Today, The New York Times editorial board wrote a piece criticizing the Trump administration’s proposals to cut the budgets of Offices of Inspector General (OIG) and failure to nominate IGs to fill vacancies in key posts. The Times links to POGO's IG Vacancy Tracker, our oft-cited resource for keeping tabs on how long watchdog positions have been unfilled. The editorial board urged Congress to step up and champion IGs as they have done before in a bipartisan manner.
IGs are independent watchdogs within each governmental agency that perform audits and investigations into corruption, fraud, waste, and other wrongdoing. Recommendations by IGs have led to savings for taxpayers and reforms within their respective agencies.
However, nearly a quarter of IG positions are vacant, with some key agencies going without a permanent IG for more than a year, including the Interior Department, the Energy Department, the Central Intelligence Agency, the National Security Agency, and the Social Security Administration.
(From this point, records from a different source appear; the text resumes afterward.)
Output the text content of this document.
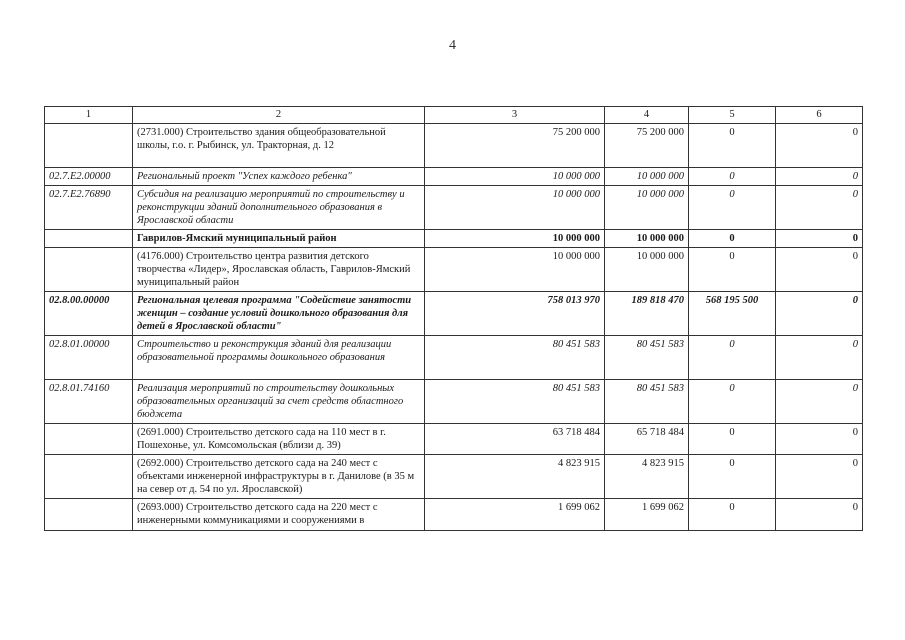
4
1	2	3	4	5	6
	(2731.000) Строительство здания общеобразовательной школы, г.о. г. Рыбинск, ул. Тракторная, д. 12	75 200 000	75 200 000	0	0
02.7.E2.00000	Региональный проект "Успех каждого ребенка"	10 000 000	10 000 000	0	0
02.7.E2.76890	Субсидия на реализацию мероприятий по строительству и реконструкции зданий дополнительного образования в Ярославской области	10 000 000	10 000 000	0	0
	Гаврилов-Ямский муниципальный район	10 000 000	10 000 000	0	0
	(4176.000) Строительство центра развития детского творчества «Лидер», Ярославская область, Гаврилов-Ямский муниципальный район	10 000 000	10 000 000	0	0
02.8.00.00000	Региональная целевая программа "Содействие занятости женщин – создание условий дошкольного образования для детей в Ярославской области"	758 013 970	189 818 470	568 195 500	0
02.8.01.00000	Строительство и реконструкция зданий для реализации образовательной программы дошкольного образования	80 451 583	80 451 583	0	0
02.8.01.74160	Реализация мероприятий по строительству дошкольных образовательных организаций за счет средств областного бюджета	80 451 583	80 451 583	0	0
	(2691.000) Строительство детского сада на 110 мест в г. Пошехонье, ул. Комсомольская (вблизи д. 39)	63 718 484	65 718 484	0	0
	(2692.000) Строительство детского сада на 240 мест с объектами инженерной инфраструктуры в г. Данилове (в 35 м на север от д. 54 по ул. Ярославской)	4 823 915	4 823 915	0	0
	(2693.000) Строительство детского сада на 220 мест с инженерными коммуникациями и сооружениями в	1 699 062	1 699 062	0	0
Instead, these positions are filled by acting inspectors general who, according to the editorial, may “be reluctant to make extensive changes or take bold action, particularly if they hope to be nominated for a permanent appointment.”
The Project On Government Oversight has repeatedly testified before Congress on this issue, urging Congress to pressure the White House to fill IG positions. At the same time, POGO advocates a rigorous IG vetting and confirmation process by the White House and the Senate to ensure IG candidates are qualified, credible, and independent.